Connaissez-vous les dimensions culturelles de Hofstede et leur influence sur la société ?

24 février 2018 dans Autres 0 Partagés
dimensions culturelles

Toutes les sociétés partagent des normes, des valeurs et des symboles qui diffèrent dans d’autres sociétés. C’est pourquoi nous disons que ces sociétés possèdent des cultures différentes. Parmi les études des différences culturelles, il est essentiel de nommer Hofstede. Ce chercheur est l’auteur du modèle des cinq dimensions culturelles.

Hofstede a montré que les personnes partagent des caractéristiques au niveau régional et national. Ces caractéristiques affectent leur comportement et se maintiennent dans le temps. Il s’agit de modèles culturels, de dimensions culturelles.

Ces dimensions sont : la distance par rapport au pouvoir, l’individualisme contre le collectivisme, la masculinité contre la féminité, l’évitement de l’incertitude, et l’orientation à court terme contre l’orientation à long terme. Toutes les dimensions culturelles ont deux pôles. Les sociétés peuvent plus ou moins mettre l’accent sur chacune d’entre elles, de sorte que leurs caractéristiques seront différentes ainsi que leur comportement.
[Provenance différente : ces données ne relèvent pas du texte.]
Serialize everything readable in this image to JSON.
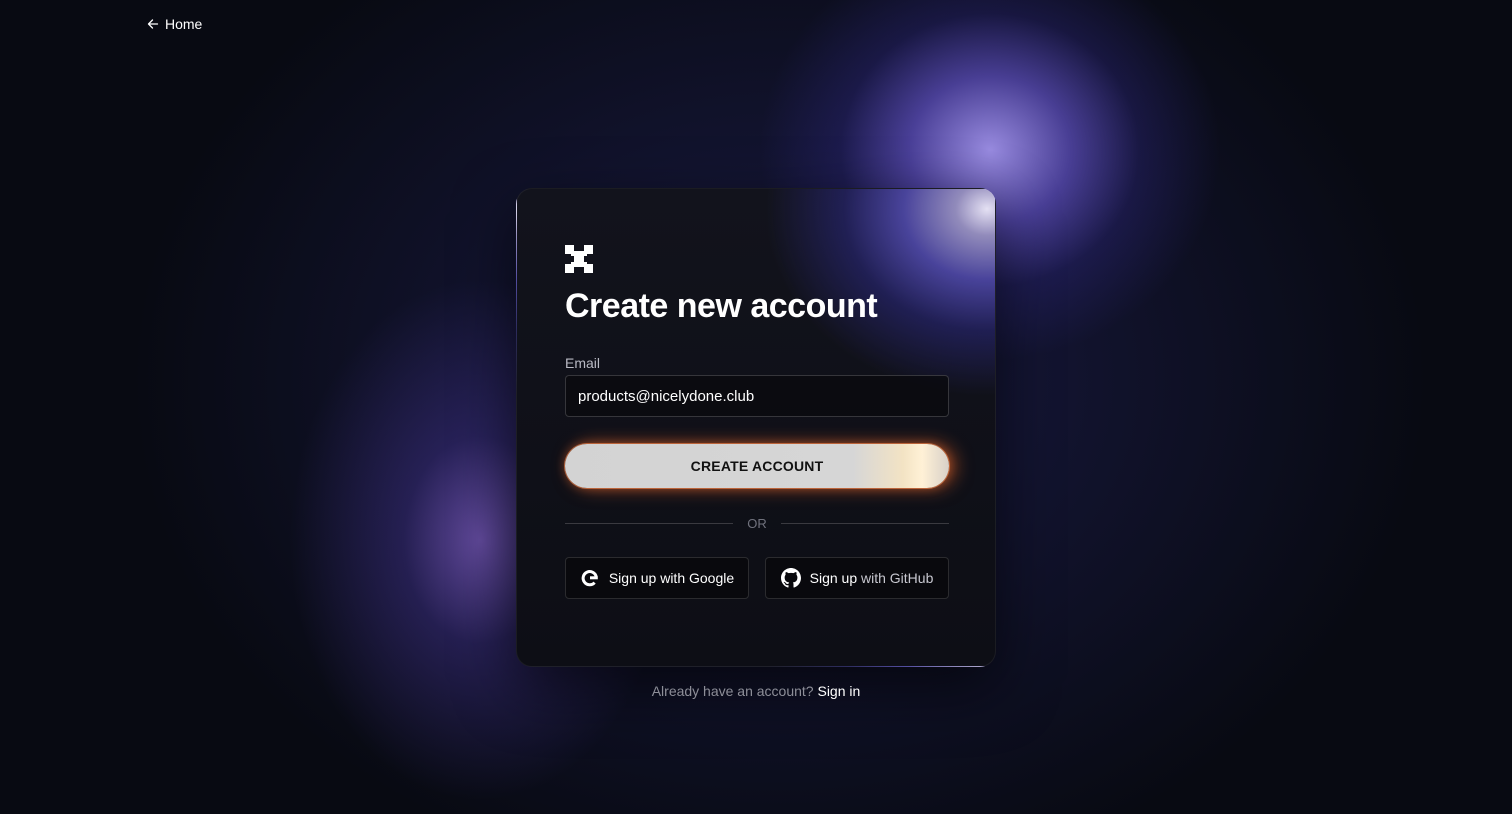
{
  "nav": {
    "home_label": "Home"
  },
  "card": {
    "title": "Create new account",
    "email_label": "Email",
    "email_value": "products@nicelydone.club",
    "create_button_label": "CREATE ACCOUNT",
    "divider_label": "OR",
    "google_button_label": "Sign up with Google",
    "github_button_label_prefix": "Sign up",
    "github_button_label_suffix": "with GitHub"
  },
  "footer": {
    "prompt": "Already have an account?",
    "signin_label": "Sign in"
  },
  "icons": {
    "back": "arrow-left-icon",
    "logo": "brand-logo",
    "google": "google-icon",
    "github": "github-icon"
  },
  "colors": {
    "background": "#080a12",
    "accent_glow": "#8a7cff",
    "button_bg": "#d3d3d3",
    "button_glow": "#ff7a3a"
  }
}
Distance par rapport au pouvoir

La distance par rapport au pouvoir est la manière dont une société accepte le pouvoir à travers les différentes institutions et organisations. Les pays qui ont une faible distance par rapport au pouvoir sont caractérisés par le fait de favoriser les organisations décentralisées, alors que les pays possédant une distance élevée par rapport au pouvoir préfèrent une autorité centralisée. Cette dimension exprime le degré auquel les membres les moins puissants d’une société acceptent et attendent que le pouvoir soit distribué de manière inégale. Le problème fondamental ici est de savoir comment une société gère les inégalités entre les personnes.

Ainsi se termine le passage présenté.